Thanks. That's definitely my PB to date. Just waiting for the taxidermist to open back up


----------



## KooiBang (Apr 21, 2009)

brianlc39 said:


> More self isolation
> View attachment 512249
> View attachment 512251
> 
> ...


Man I love big browns and that second one you caught is epic. Thanks for sharing the pic and story.

My little guy is almost 5 and I know how difficult it can be to stream fish when they tag along. Way to bring him and bring home a trophy! Great memories and a great fish for the wall!!

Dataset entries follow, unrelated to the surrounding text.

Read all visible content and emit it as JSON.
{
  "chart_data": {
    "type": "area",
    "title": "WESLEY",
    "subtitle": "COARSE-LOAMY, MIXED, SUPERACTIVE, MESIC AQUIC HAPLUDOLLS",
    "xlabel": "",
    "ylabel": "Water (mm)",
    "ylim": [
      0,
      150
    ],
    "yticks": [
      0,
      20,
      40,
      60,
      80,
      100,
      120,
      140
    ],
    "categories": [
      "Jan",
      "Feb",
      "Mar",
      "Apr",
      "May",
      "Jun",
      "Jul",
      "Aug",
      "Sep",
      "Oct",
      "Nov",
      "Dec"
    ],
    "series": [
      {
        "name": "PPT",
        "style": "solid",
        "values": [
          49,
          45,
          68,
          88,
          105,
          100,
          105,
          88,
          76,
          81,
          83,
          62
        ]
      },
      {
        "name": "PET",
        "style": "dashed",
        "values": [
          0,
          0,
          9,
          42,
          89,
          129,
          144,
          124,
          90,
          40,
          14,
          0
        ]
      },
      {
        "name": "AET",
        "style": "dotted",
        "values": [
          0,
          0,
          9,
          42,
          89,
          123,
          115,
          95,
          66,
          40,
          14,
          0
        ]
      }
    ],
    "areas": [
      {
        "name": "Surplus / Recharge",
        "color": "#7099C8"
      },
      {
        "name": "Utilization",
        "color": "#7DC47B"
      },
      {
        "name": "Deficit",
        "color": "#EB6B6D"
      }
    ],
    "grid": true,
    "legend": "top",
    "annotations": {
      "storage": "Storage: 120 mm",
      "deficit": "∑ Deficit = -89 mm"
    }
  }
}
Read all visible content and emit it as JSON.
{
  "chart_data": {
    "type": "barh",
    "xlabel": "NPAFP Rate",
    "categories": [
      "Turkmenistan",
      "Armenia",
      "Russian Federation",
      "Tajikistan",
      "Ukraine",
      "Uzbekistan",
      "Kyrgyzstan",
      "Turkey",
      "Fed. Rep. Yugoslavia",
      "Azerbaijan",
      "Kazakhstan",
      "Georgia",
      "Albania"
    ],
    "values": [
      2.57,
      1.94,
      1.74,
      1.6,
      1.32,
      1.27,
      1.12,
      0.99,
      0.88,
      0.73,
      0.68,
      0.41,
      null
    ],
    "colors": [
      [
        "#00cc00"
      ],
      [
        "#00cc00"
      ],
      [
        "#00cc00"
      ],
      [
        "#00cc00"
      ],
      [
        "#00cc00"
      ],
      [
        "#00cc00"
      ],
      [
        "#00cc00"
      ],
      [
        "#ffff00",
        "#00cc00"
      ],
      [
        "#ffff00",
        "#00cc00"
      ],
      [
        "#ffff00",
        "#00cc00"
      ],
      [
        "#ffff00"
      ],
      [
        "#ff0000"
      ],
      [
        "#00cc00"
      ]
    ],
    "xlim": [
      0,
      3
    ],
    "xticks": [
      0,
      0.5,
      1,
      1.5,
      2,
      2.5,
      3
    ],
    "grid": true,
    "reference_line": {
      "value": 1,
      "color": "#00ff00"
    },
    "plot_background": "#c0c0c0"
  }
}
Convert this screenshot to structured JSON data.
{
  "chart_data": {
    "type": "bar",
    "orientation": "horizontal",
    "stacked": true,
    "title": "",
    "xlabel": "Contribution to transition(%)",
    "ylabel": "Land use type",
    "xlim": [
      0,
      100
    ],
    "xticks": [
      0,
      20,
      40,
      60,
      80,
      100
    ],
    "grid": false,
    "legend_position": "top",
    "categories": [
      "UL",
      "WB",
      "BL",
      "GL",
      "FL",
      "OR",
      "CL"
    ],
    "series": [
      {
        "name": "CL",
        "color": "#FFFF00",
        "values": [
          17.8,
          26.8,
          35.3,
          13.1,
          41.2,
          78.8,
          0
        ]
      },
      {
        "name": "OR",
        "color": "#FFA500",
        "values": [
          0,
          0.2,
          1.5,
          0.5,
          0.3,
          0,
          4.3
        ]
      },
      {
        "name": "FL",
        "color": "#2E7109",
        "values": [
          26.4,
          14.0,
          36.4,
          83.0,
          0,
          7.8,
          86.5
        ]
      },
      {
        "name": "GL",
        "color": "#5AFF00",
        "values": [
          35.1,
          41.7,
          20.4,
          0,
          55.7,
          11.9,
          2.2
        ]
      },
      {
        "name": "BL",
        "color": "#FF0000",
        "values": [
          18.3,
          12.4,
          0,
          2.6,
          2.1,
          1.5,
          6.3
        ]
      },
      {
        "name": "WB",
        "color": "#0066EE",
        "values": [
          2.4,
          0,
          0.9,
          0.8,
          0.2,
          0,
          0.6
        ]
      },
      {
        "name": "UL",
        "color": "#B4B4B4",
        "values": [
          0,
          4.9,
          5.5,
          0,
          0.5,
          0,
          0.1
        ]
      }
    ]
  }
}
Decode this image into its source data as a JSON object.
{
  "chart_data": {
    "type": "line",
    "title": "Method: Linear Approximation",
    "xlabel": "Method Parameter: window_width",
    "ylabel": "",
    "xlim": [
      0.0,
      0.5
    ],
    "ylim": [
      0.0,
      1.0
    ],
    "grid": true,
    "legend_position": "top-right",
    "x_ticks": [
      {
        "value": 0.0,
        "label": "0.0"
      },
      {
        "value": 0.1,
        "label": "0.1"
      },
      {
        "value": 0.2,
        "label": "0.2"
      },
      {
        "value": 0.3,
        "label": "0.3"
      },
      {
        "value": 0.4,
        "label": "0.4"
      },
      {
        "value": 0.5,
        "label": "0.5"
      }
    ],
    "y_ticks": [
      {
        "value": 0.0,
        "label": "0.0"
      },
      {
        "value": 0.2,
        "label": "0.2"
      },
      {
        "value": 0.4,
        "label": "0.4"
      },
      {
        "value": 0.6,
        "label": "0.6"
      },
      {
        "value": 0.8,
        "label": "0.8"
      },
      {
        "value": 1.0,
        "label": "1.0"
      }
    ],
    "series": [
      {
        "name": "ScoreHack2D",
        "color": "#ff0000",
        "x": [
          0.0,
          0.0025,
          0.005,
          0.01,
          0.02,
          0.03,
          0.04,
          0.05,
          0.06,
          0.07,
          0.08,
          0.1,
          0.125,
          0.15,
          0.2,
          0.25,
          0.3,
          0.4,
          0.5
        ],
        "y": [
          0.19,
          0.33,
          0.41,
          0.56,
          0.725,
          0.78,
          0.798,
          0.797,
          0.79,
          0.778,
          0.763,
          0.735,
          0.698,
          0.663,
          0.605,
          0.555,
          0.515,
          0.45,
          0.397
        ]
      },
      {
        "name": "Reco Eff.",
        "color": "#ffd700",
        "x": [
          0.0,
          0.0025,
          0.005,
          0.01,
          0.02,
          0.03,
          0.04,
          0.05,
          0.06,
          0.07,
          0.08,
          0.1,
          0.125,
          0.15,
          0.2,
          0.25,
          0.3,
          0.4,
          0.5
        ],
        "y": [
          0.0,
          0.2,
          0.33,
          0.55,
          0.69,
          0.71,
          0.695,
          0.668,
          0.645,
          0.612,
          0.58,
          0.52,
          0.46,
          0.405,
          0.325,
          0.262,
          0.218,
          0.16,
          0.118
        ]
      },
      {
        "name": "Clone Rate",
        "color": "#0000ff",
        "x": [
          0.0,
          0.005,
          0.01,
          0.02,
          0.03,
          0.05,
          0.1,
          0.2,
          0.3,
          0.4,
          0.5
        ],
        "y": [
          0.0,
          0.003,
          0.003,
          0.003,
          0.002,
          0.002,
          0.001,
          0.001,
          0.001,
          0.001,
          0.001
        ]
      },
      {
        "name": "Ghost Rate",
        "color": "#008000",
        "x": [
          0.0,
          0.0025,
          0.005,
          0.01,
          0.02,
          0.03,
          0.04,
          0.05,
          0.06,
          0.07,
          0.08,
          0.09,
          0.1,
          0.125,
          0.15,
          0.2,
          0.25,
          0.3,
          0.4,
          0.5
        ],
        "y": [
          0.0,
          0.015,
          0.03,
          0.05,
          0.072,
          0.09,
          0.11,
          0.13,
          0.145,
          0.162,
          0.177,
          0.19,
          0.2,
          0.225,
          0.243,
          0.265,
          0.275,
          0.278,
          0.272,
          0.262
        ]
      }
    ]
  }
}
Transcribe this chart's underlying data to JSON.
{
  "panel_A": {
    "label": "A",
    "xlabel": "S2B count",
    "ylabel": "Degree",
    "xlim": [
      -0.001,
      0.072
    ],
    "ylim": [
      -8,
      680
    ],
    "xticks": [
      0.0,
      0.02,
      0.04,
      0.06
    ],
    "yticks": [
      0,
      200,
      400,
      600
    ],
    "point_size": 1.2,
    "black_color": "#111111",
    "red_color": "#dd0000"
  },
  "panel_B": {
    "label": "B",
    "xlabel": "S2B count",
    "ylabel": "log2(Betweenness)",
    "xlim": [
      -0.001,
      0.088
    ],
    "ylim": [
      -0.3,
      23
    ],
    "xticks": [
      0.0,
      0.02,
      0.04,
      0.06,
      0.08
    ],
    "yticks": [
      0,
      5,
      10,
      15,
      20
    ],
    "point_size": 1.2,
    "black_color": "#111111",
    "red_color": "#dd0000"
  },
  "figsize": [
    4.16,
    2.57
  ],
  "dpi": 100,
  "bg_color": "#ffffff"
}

Sent from my SM-G975U using Michigan Sportsman mobile app


----------



## brianlc39 (Jan 27, 2013)

KooiBang said:


> Man I love big browns and that second one you caught is epic. Thanks for sharing the pic and story.
> 
> My little guy is almost 5 and I know how difficult it can be to stream fish when they tag along. Way to bring him and bring home a trophy! Great memories and a great fish for the wall!!
> 
> Sent from my SM-G975U using Michigan Sportsman mobile app


Yes, was definitely an epic stream brown, worthy of the wall.

My little guy likes to follow me around like that and I don't mind carrying him across streams, swamps, and up&down hills. To me, that's better than the fish itself. My dad did the same with me when I was that age and I still remember.


----------